All of the files in this database have been reviewed and subjected to quality control procedures, after which, data are called the “best basic version” (BBV). The BBV data are in scientific units, have been reviewed by the database manager, and are intended as the starting point for scientific analysis. The individual records are not flagged with data quality words, but inclusion in the database implies the measurements passed all the validation tests.
This database is intended to be useful without requiring detailed knowledge of the particular sensors, loggers, platforms, or field activities that produced the data. Users are encouraged to consult the applicable data reports if detailed information about the instrument configuration is not found in the attributes or metadata.
All measurements in the database were made over some duration, usually at one geographic location. Most of the measurements were made in the ocean or estuaries, but supporting land or buoy-based atmospheric measurements may also be included.
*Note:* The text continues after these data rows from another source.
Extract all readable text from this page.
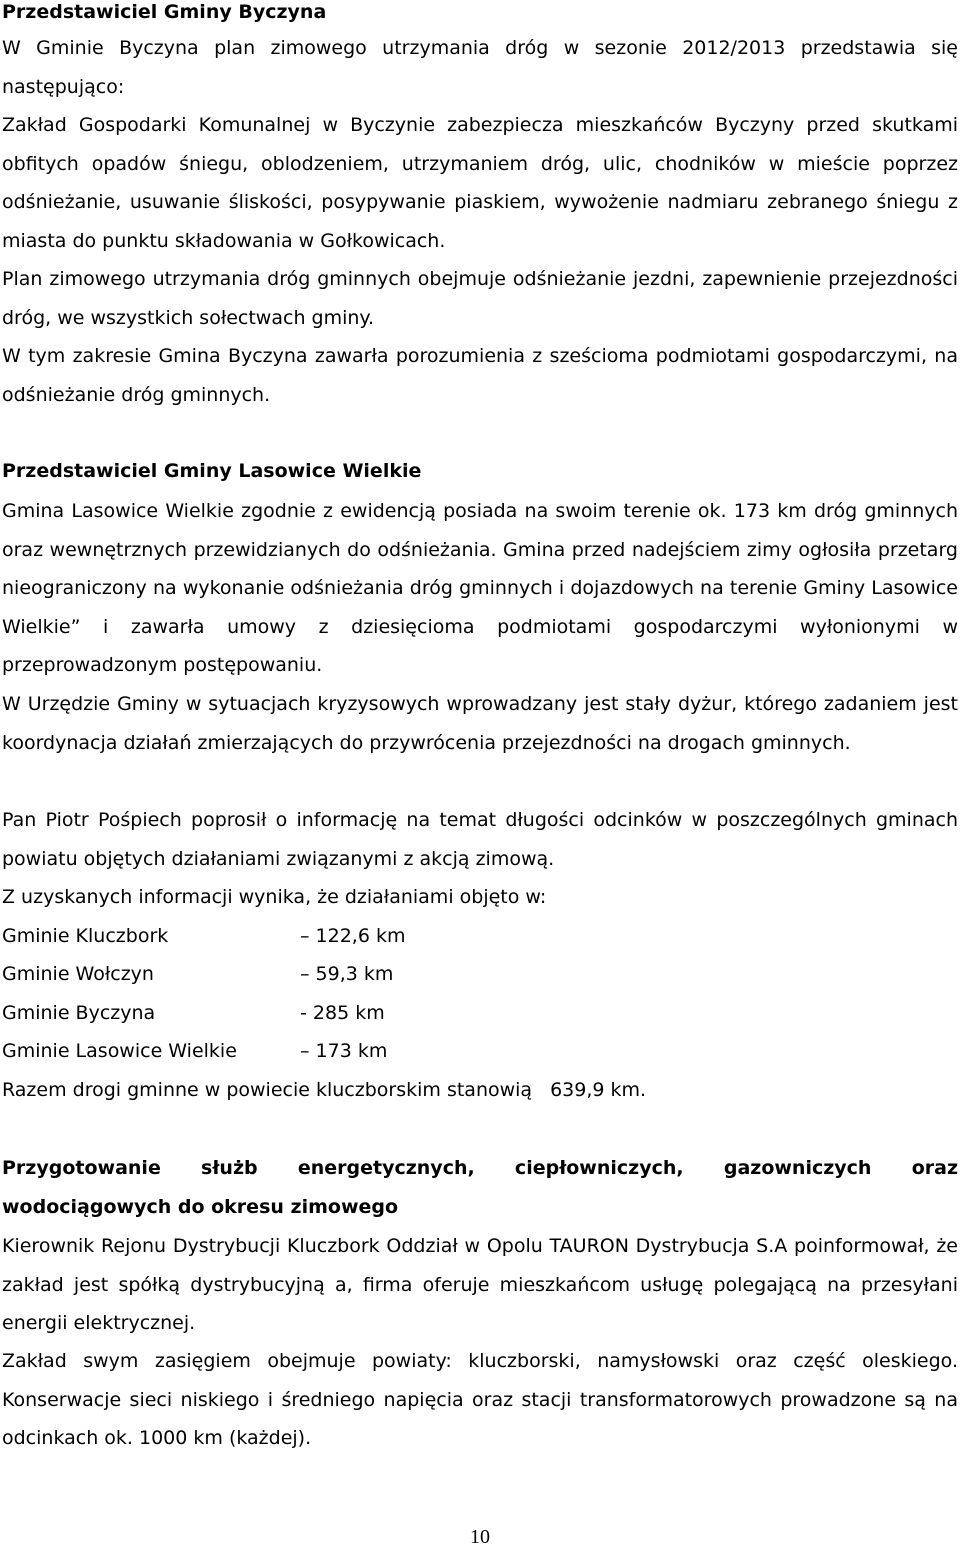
Przedstawiciel Gminy Byczyna

W Gminie Byczyna plan zimowego utrzymania dróg w sezonie 2012/2013 przedstawia się następująco:

Zakład Gospodarki Komunalnej w Byczynie zabezpiecza mieszkańców Byczyny przed skutkami obfitych opadów śniegu, oblodzeniem, utrzymaniem dróg, ulic, chodników w mieście poprzez odśnieżanie, usuwanie śliskości, posypywanie piaskiem, wywożenie nadmiaru zebranego śniegu z miasta do punktu składowania w Gołkowicach.

Plan zimowego utrzymania dróg gminnych obejmuje odśnieżanie jezdni, zapewnienie przejezdności dróg, we wszystkich sołectwach gminy.

W tym zakresie Gmina Byczyna zawarła porozumienia z sześcioma podmiotami gospodarczymi, na odśnieżanie dróg gminnych.

Przedstawiciel Gminy Lasowice Wielkie

Gmina Lasowice Wielkie zgodnie z ewidencją posiada na swoim terenie ok. 173 km dróg gminnych oraz wewnętrznych przewidzianych do odśnieżania. Gmina przed nadejściem zimy ogłosiła przetarg nieograniczony na wykonanie odśnieżania dróg gminnych i dojazdowych na terenie Gminy Lasowice Wielkie” i zawarła umowy z dziesięcioma podmiotami gospodarczymi wyłonionymi w przeprowadzonym postępowaniu.

W Urzędzie Gminy w sytuacjach kryzysowych wprowadzany jest stały dyżur, którego zadaniem jest koordynacja działań zmierzających do przywrócenia przejezdności na drogach gminnych.

Pan Piotr Pośpiech poprosił o informację na temat długości odcinków w poszczególnych gminach powiatu objętych działaniami związanymi z akcją zimową.

Z uzyskanych informacji wynika, że działaniami objęto w:

Gminie Kluczbork	– 122,6 km
Gminie Wołczyn	– 59,3 km
Gminie Byczyna	- 285 km
Gminie Lasowice Wielkie	– 173 km
Razem drogi gminne w powiecie kluczborskim stanowią 639,9 km.
Przygotowanie służb energetycznych, ciepłowniczych, gazowniczych oraz wodociągowych do okresu zimowego

Kierownik Rejonu Dystrybucji Kluczbork Oddział w Opolu TAURON Dystrybucja S.A poinformował, że zakład jest spółką dystrybucyjną a, firma oferuje mieszkańcom usługę polegającą na przesyłani energii elektrycznej.

Zakład swym zasięgiem obejmuje powiaty: kluczborski, namysłowski oraz część oleskiego. Konserwacje sieci niskiego i średniego napięcia oraz stacji transformatorowych prowadzone są na odcinkach ok. 1000 km (każdej).

10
The BBV is processed to the following standards:
- Data are calibrated and expressed in standard scientific units.
- Time base has been verified.
- Calibration parameters have been verified.
- Clearly erroneous data values have been removed and replaced with interpolations or pad values (typically 1e35).
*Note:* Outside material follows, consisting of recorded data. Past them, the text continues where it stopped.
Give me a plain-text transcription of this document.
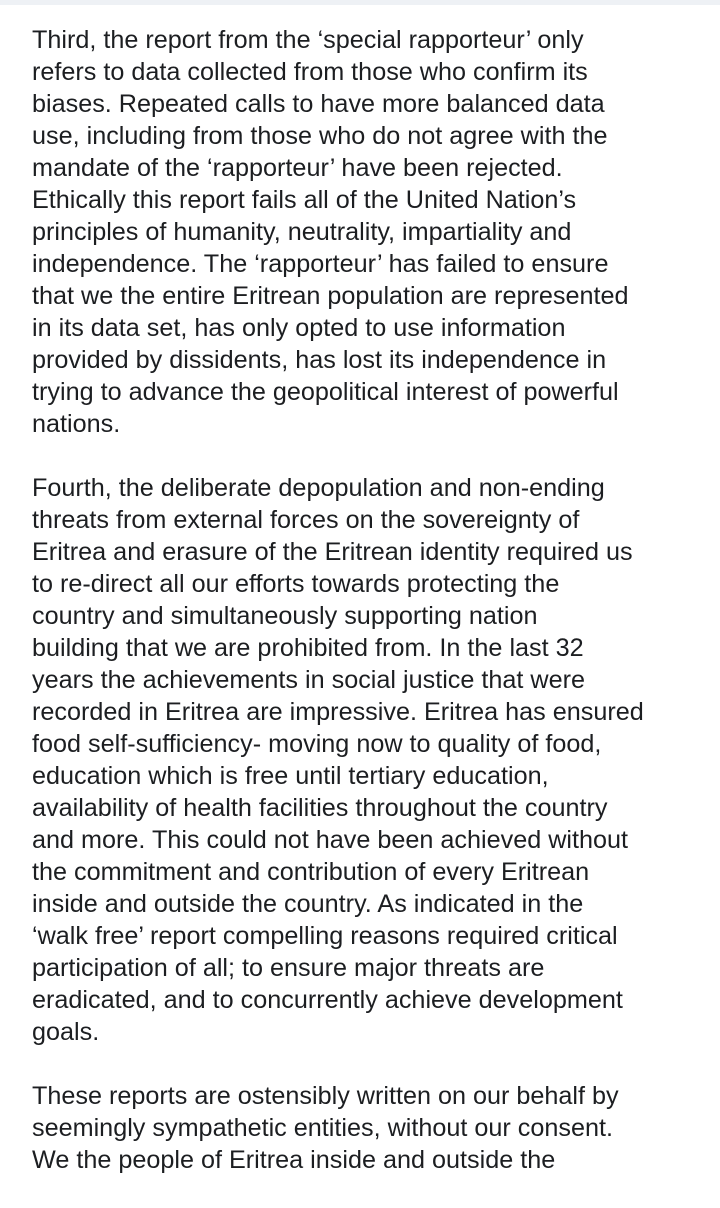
Third, the report from the ‘special rapporteur’ only
refers to data collected from those who confirm its
biases. Repeated calls to have more balanced data
use, including from those who do not agree with the
mandate of the ‘rapporteur’ have been rejected.
Ethically this report fails all of the United Nation’s
principles of humanity, neutrality, impartiality and
independence. The ‘rapporteur’ has failed to ensure
that we the entire Eritrean population are represented
in its data set, has only opted to use information
provided by dissidents, has lost its independence in
trying to advance the geopolitical interest of powerful
nations.

Fourth, the deliberate depopulation and non-ending
threats from external forces on the sovereignty of
Eritrea and erasure of the Eritrean identity required us
to re-direct all our efforts towards protecting the
country and simultaneously supporting nation
building that we are prohibited from. In the last 32
years the achievements in social justice that were
recorded in Eritrea are impressive. Eritrea has ensured
food self-sufficiency- moving now to quality of food,
education which is free until tertiary education,
availability of health facilities throughout the country
and more. This could not have been achieved without
the commitment and contribution of every Eritrean
inside and outside the country. As indicated in the
‘walk free’ report compelling reasons required critical
participation of all; to ensure major threats are
eradicated, and to concurrently achieve development
goals.

These reports are ostensibly written on our behalf by
seemingly sympathetic entities, without our consent.
We the people of Eritrea inside and outside the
- Data recorded out-of-water or off-location have been removed.
- Appropriate and correct metadata are in the attributes.
- An ISO19115 metadata record for each file is generated by ncISO (the record template was reviewed prior to use).
- Datasets are NetCDF files that conform to the EPIC conventions, and where possible these files are converted to CF-1.6 conventions.
- The data files are written by the instrument that collected them; no aggregation is done to combine the all the measurements from a platform into one file.
- Data from multiple temporal segments made by the same instruments may be concatenated to make a single time series.
As data standards, conventions, and interoperability best practices evolve, the methods for serving the data may change in order to meet the general objective of describing and serving our time-series data in the most widely used, appropriate manner.